Ministro das Finanças prevê “barulho” nas Alfândegas e no financiamento do Ensino Superior devido a mudanças

 

Mindelo, 05 Set (Inforpress) – O ministro das Finanças considerou hoje que a descontinuidade de alguns “maus exemplos” na administração pública, incluindo Alfândegas e Ensino Superior, vão provocar “barulho”, mas que é preciso actuar e este é o momento.

Olavo Correia, que falava no encerramento do fórum “Qualidade de serviço público e ambiente de negócio”,  hoje no Mindelo, explicou que o “desafio é enorme”, com problemas identificados mas que é preciso actuar e assumir as consequências da “actuação necessária” que tem que ser empreendida para que as coisas mudem.

Num discurso repleto de exemplos, o ministro começou pelas Alfândegas, o serviço “melhor remunerado” da administração, como referiu, mas onde “há mais reclamações” porque o incentivo de remuneração que existe lá “está incorrecto”.

“Aquilo é um automatismo que apenas premeia a burocracia e não o desempenho, o mérito, vai haver muito barulho, mas vai ter que ser descontinuado”, concretizou Olavo Correia, reconhecendo embora que há que haver incentivos, mas que “tem que ser em função do mérito e do trabalho, e não de automatismos”.

É uma questão de utilizar bem os recursos públicos, prosseguiu o ministro, que trouxe à colação o financiamento do ensino superior para cujo sistema o Estado “não vai dar mais nenhum tostão” enquanto não perceber bem o modelo de financiamento do Ensino Superior.

“Vai haver barulho, mas tem que ser descontinuado porque não faz sentido o Estado financiar professores universitários no público, que devem estar no regime de exclusividade, para ao mesmo tempo a abocanharem um conjunto de remunerações a nível do sistema privado”, acusou, o que, ajuntou, cria “um problema de recursos e de qualidade” ao nível do sistema de ensino universitário público.

“Se nós não tivermos um ensino de qualidade podemos construir portos, estradas e tudo o mais que não chegaremos lá”, notou.

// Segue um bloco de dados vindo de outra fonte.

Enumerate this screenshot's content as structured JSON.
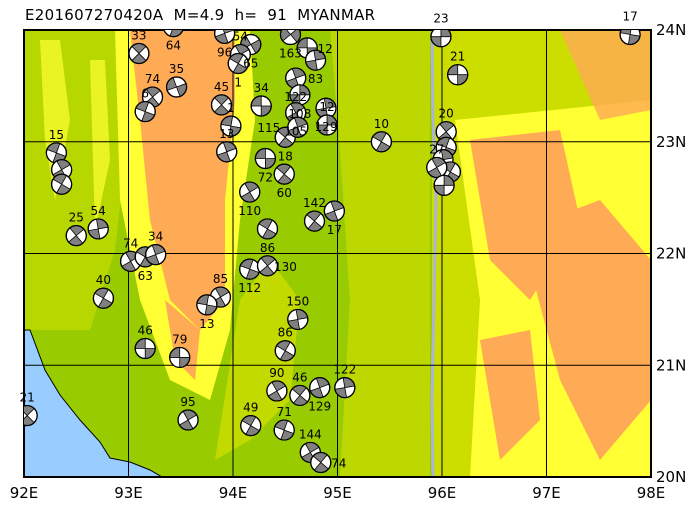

Olavo Correia explicou ainda que é necessário começar a pensar num ciclo de vida do cidadão, num ciclo de vida da empresa e aquilo que precisam ao longo desse ciclo e automatizar os processos.

“Em teoria é fácil fazer, é preciso coragem para romper com as práticas existentes, de interesses instalados, pois toda essa burocracia produz remunerações para pessoas e isso tem que ser desmantelado e colocar o foco nos cidadãos e nas empresas e sermos consequentes”, ajuntou.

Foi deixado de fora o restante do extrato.